Spirituality and the allure of violence are recurring themes in Madison Smartt Bell’s work, going back at least as far as his deliberately hypnotic 1991 novel, Doctor Sleep. In more recent years, Devil’s Dream (2009) and The Color of Night (2011) explored the cathartic effect of violence in very different contexts, and the writer has talked often about his own spiritual practices and how they influence his fiction. In Behind the Moon, set in the stark landscape of South Dakota, Bell pursues those longtime concerns more avidly than ever, taking readers on a disturbing, hallucinatory tour of human and animal consciousness in the course of a story about a mother’s search for her lost daughter.
The novel opens with seventeen-year-old Julie sneaking off to spend a night camping in the Badlands with her friend Karyn and three boys, Jamal, Sonny, and Marko. As far as she’s concerned, there’s no plan for this outing other than to get high and maybe hook up with nice guy Jamal. Marko and Sonny, however, do have a plan—the one plan every parent fears when young men lure young women to remote places. Karyn is assaulted, and when Julie tries to flee, she winds up falling down a shaft inside a cave adorned with petroglyphs.
While lying comatose, she commences a visionary journey among an ancient tribe and merges with both the spirit and the flesh of animals: “Beyond the infinite thickness of the stone her forearm suddenly pushed through, so she could move it freely now, turning it from the elbow, feeling the heaviness of the bone and paw-pad where her hand had been.”
Meanwhile, the birth mother Julie never knew, Marissa, is on a spiritual quest of her own, which ultimately leads her to her daughter’s hospital bedside. In her dreams she shares Julie’s visions, while in waking life she and Jamal revisit the cave, deal with a vengeful Marko, and try to figure out a mysterious dope and porn dealer called Ultimo, who may also be gunning for Jamal. What is real and what isn’t begins to blur for Marissa, and she can’t be sure whether the frightening things she witnesses are what they seem.
Bell draws the reader into a corresponding state of uncertainty by repeatedly looping back through the scenes, subtly (and sometimes not so subtly) changing events, thus creating a world in which there are multiple stories in progress at once. There’s no true solid ground to stand on, and yet the novel suggests there is a kind of grounding to be found in awareness of and willing engagement with the chaos. After experiencing a particularly harrowing episode with Ultimo, Marissa finds herself in a gentler version of their story and wonders whether she might possesses “the power and good sense” to choose a more benign reality. Likewise, Julie’s persistent coma/visionary state is described by Ultimo as something she could escape if she wished. “Your girl now,” he says to Marissa, “she’s making a choice to stay where she is.”

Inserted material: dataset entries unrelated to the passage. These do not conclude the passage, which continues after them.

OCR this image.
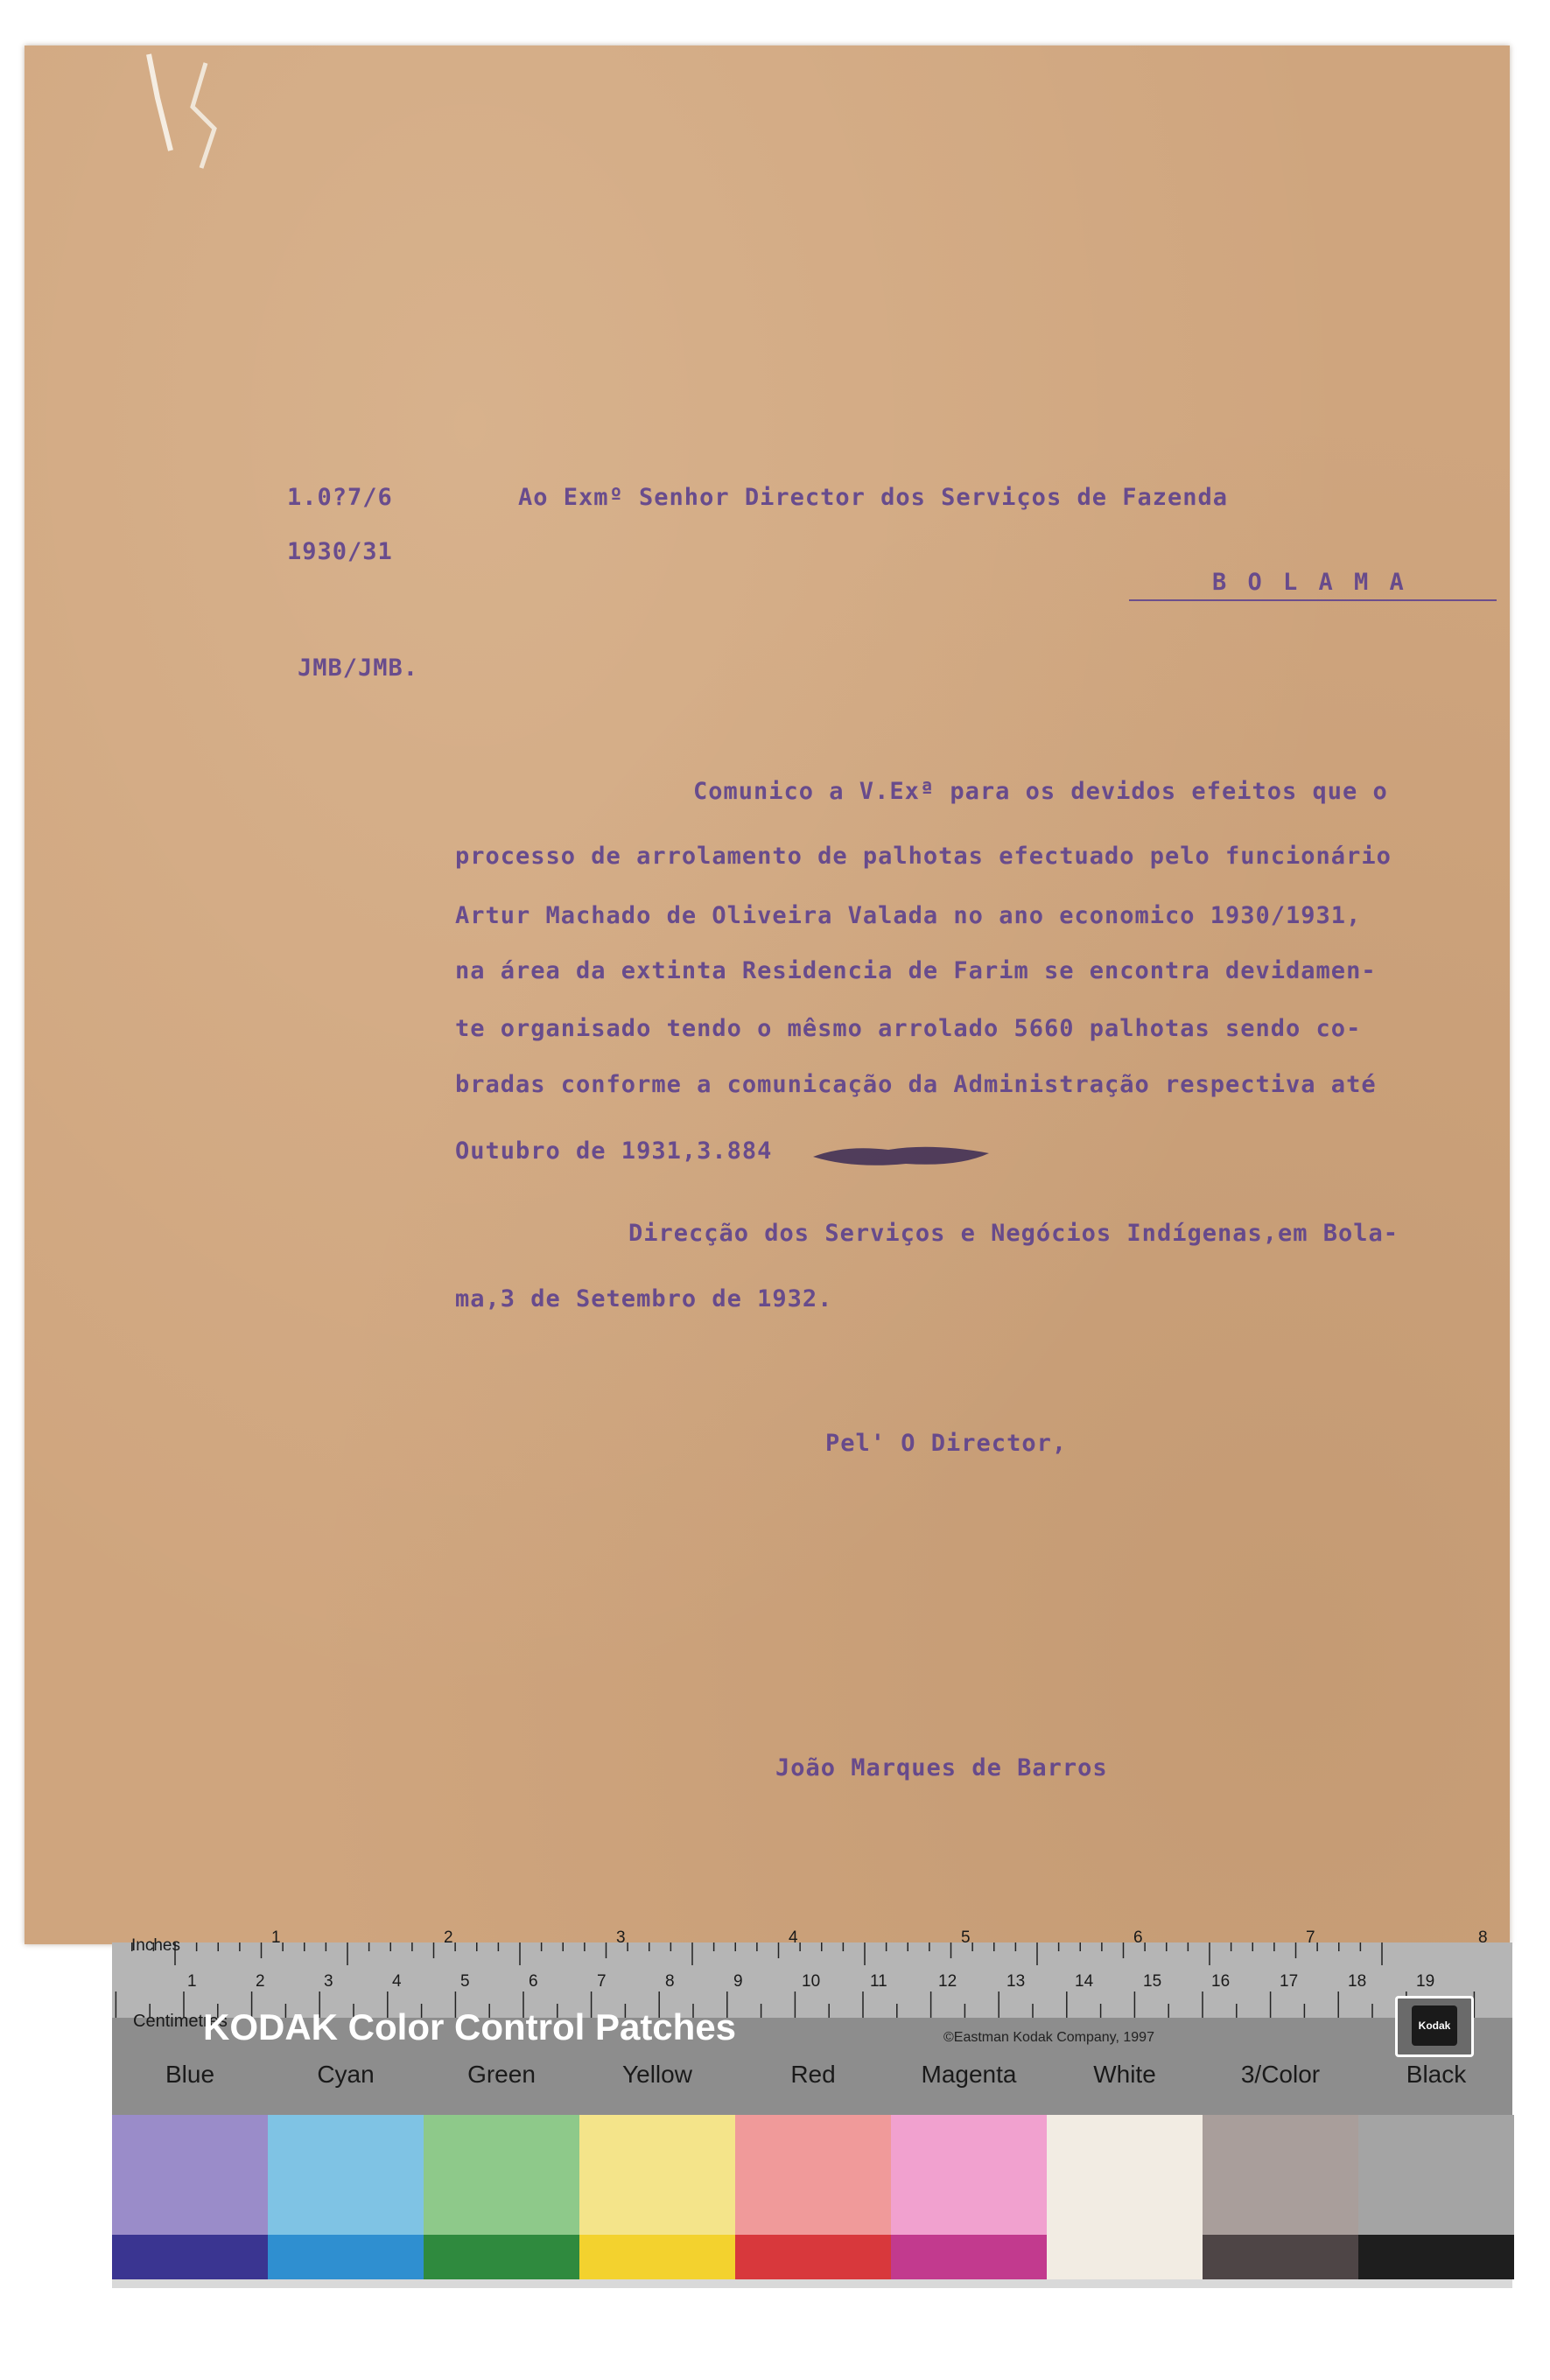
1.0?7/6
1930/31
Ao Exmº Senhor Director dos Serviços de Fazenda
B O L A M A
JMB/JMB.
Comunico a V.Exª para os devidos efeitos que o
processo de arrolamento de palhotas efectuado pelo funcionário
Artur Machado de Oliveira Valada no ano economico 1930/1931,
na área da extinta Residencia de Farim se encontra devidamen-
te organisado tendo o mêsmo arrolado 5660 palhotas sendo co-
bradas conforme a comunicação da Administração respectiva até
Outubro de 1931,3.884
Direcção dos Serviços e Negócios Indígenas,em Bola-
ma,3 de Setembro de 1932.
Pel' O Director,
João Marques de Barros
Inches
Centimetres
1	2	3	4	5	6	7	8
1	2	3	4	5	6	7	8	9	10	11	12	13	14	15	16	17	18	19
KODAK Color Control Patches	©Eastman Kodak Company, 1997
Kodak
Blue	Cyan	Green	Yellow	Red	Magenta	White	3/Color	Black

Bell is up to something ambitious here, exploring fairly esoteric ideas of chaos theory and spirit possession while simultaneously keeping a conventional plot chugging along. There are long hallucinatory passages involving wild animals alongside prosaic scenes of cooking and auto repair. By all rights the book ought to seem at cross-purposes with itself, but it doesn’t. It’s a trip to the underworld where terror and wonder coexist, and it’s also a believable, involving story about a mother trying to recover her lost child. The fusion works, helped along by Bell’s gorgeous writing and his gift for the evocative image. (The phrase “white teeth” will never again seem entirely innocuous after you’ve read this book.)
Behind the Moon is described on its title page as “A Fever Dream,” and it operates on dream logic that favors emotional effect and coherence over linear storytelling. The book is not going to satisfy a reader who needs everything explained and every dot connected, but surrendering to its spell means entering a world of intense feeling and extraordinary possibility. It’s a fascinating, unsettling journey.
Maria Browning is a fifth-generation Tennessean who grew up in Erin and Nashville. A graduate of Mount Holyoke College, she has attended the Clothesline School of Writing in Chicago, the Moss Workshop with Richard Bausch at the University of Memphis, and the Sewanee Writers’ Conference. She lives in White Bluff.